Threading of Model Pytorch Android

I am trying to deploy my model on android device.Model should be fast in android but it is taking time as model is big.
Is model threading option is there while declaring the model interpreter in android as it is available in tensorflow-lite ?

Hello @mohit7
At the moment we do not have this setting, but we are thinking to add this option to control it.
Current threading model is determined by device, the number of threads is about number of BIG cores on the device.
More details about number of threads per device you can find in the code of function caffe2::ThreadPool::defaultThreadPool()

Please write us if you have threadding issues with some particular device.

Hello @mohit7

We just exposed control on global number of threads used by pytorch android, it was landed in master

method org.pytorch.Module#setNumThreads(int numThreads)

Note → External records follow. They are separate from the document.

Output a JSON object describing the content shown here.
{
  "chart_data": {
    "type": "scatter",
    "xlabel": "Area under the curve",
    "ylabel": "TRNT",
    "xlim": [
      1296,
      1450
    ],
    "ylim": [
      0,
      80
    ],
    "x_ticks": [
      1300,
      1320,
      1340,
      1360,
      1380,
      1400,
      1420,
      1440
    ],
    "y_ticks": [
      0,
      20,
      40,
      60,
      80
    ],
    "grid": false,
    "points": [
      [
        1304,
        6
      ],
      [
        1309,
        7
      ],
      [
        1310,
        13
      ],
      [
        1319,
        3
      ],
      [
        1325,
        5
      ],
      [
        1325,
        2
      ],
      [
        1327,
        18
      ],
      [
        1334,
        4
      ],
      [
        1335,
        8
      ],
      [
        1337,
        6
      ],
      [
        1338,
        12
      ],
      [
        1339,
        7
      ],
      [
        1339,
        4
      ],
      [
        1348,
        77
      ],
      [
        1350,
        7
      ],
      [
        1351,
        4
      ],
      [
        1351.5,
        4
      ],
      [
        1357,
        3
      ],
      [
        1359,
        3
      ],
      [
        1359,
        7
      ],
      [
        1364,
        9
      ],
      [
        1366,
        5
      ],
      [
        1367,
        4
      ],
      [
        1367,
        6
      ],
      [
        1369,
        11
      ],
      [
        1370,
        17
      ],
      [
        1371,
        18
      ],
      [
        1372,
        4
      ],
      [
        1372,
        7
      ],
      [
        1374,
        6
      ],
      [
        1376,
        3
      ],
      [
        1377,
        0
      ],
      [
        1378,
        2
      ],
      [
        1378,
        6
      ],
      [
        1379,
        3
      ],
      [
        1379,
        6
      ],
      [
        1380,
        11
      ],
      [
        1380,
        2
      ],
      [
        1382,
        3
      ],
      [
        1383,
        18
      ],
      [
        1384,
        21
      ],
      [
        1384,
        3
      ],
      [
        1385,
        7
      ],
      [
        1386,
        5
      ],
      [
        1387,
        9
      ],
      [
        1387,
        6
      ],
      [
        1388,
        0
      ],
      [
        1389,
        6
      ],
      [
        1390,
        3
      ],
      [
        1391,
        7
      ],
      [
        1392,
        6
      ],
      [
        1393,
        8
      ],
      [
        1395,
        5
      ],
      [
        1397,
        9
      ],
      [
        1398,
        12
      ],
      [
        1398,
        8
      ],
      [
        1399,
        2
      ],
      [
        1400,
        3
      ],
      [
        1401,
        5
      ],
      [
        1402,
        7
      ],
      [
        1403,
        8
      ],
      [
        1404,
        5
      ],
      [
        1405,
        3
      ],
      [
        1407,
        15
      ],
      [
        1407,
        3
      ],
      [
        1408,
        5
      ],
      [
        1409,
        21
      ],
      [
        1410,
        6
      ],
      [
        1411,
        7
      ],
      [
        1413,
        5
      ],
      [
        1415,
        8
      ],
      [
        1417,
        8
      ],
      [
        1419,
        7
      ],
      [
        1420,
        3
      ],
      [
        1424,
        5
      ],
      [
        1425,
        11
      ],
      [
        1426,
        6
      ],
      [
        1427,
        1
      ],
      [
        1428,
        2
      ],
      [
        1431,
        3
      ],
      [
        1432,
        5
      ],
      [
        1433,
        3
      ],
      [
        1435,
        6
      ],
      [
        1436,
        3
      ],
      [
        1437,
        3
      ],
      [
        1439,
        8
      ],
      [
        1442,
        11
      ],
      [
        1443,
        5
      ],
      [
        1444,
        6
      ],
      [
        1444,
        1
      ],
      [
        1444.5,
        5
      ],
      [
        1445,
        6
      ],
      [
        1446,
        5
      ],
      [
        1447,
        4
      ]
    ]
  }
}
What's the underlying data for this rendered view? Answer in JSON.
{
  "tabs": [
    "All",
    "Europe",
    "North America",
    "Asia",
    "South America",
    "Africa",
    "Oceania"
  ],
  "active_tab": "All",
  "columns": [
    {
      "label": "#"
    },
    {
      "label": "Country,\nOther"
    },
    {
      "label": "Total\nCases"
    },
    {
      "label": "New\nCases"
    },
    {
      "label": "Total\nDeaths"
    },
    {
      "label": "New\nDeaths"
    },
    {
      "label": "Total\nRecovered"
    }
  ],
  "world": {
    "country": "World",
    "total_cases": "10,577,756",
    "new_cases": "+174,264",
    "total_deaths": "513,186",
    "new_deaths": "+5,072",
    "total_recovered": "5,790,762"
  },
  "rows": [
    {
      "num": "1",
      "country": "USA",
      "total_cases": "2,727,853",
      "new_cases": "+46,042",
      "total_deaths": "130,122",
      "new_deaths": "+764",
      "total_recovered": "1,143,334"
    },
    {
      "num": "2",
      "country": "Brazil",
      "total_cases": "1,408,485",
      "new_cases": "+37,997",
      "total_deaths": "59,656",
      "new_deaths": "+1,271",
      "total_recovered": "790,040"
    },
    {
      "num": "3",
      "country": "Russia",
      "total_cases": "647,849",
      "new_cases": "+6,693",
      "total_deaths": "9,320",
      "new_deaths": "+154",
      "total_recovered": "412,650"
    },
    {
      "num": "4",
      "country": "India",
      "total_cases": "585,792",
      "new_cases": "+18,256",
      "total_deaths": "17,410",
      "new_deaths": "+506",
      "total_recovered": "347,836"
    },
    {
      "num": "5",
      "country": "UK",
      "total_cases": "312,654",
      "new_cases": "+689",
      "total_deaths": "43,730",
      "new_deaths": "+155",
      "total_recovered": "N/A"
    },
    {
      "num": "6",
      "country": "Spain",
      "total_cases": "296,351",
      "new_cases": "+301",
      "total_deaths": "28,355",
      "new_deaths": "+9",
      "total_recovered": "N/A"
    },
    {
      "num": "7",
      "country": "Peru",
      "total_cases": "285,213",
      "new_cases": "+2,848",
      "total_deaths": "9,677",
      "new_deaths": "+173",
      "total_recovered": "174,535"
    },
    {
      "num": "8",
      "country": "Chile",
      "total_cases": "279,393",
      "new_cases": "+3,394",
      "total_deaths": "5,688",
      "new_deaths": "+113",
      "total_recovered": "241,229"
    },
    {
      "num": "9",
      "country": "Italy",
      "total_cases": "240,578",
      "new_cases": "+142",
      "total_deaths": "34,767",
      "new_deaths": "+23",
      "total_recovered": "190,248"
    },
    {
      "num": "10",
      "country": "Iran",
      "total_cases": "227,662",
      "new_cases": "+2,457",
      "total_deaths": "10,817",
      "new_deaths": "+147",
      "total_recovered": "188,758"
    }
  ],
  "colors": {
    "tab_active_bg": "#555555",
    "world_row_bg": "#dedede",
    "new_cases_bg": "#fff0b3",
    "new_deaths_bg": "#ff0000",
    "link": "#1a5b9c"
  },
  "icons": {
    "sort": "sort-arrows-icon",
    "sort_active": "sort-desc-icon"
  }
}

(https://github.com/pytorch/pytorch/blob/master/android/pytorch_android/src/main/java/org/pytorch/Module.java#L57)
The latest android nightlies already include them: https://github.com/pytorch/pytorch/tree/master/android#nightly (you might need gradle argument --refresh-dependencies if you already using them)

Module module = Module.load(moduleFileAbsoluteFilePath);
module.setNumThreads(1);

This is new functionality, please report if you find any issues with it.

Thanks @IvanKobzarev it worked.
But you should explicitly put a restriction on no of threads user is setting because after a certain limit instead of decreasing run-time it is increasing.

One more doubt-
Just like in pytorch can we pass as batch of images in case of pytorch android. ?

Thanks,
Mohit Ranawat

Yes, performance degrades when that thread number is more than cpu cores number as more thread switches and thread contention.
But additional capping may introduce some non-transparency for this API, we will think about it.
Our plan is to revise our default thread pool number to be optimal for inference time by default for as much as possible devices.

Vision models is the same, the input shape is N_images * N_channels (e.g. 3) * IMAGE_HEIGHT * IMAGE_WIDTH.
So if you prepare Tensor with N_images > 1 that should work as in desktop version.

But org.pytorch.torchvisio.TensorImageUtils has api how to prepare tensors only with N_images==1, so it needs some additional code to prepare it with N_images > 1.

Do you think that will be useful to have in TensorImageUtils api some helper methods to prepare Tensors for image batches?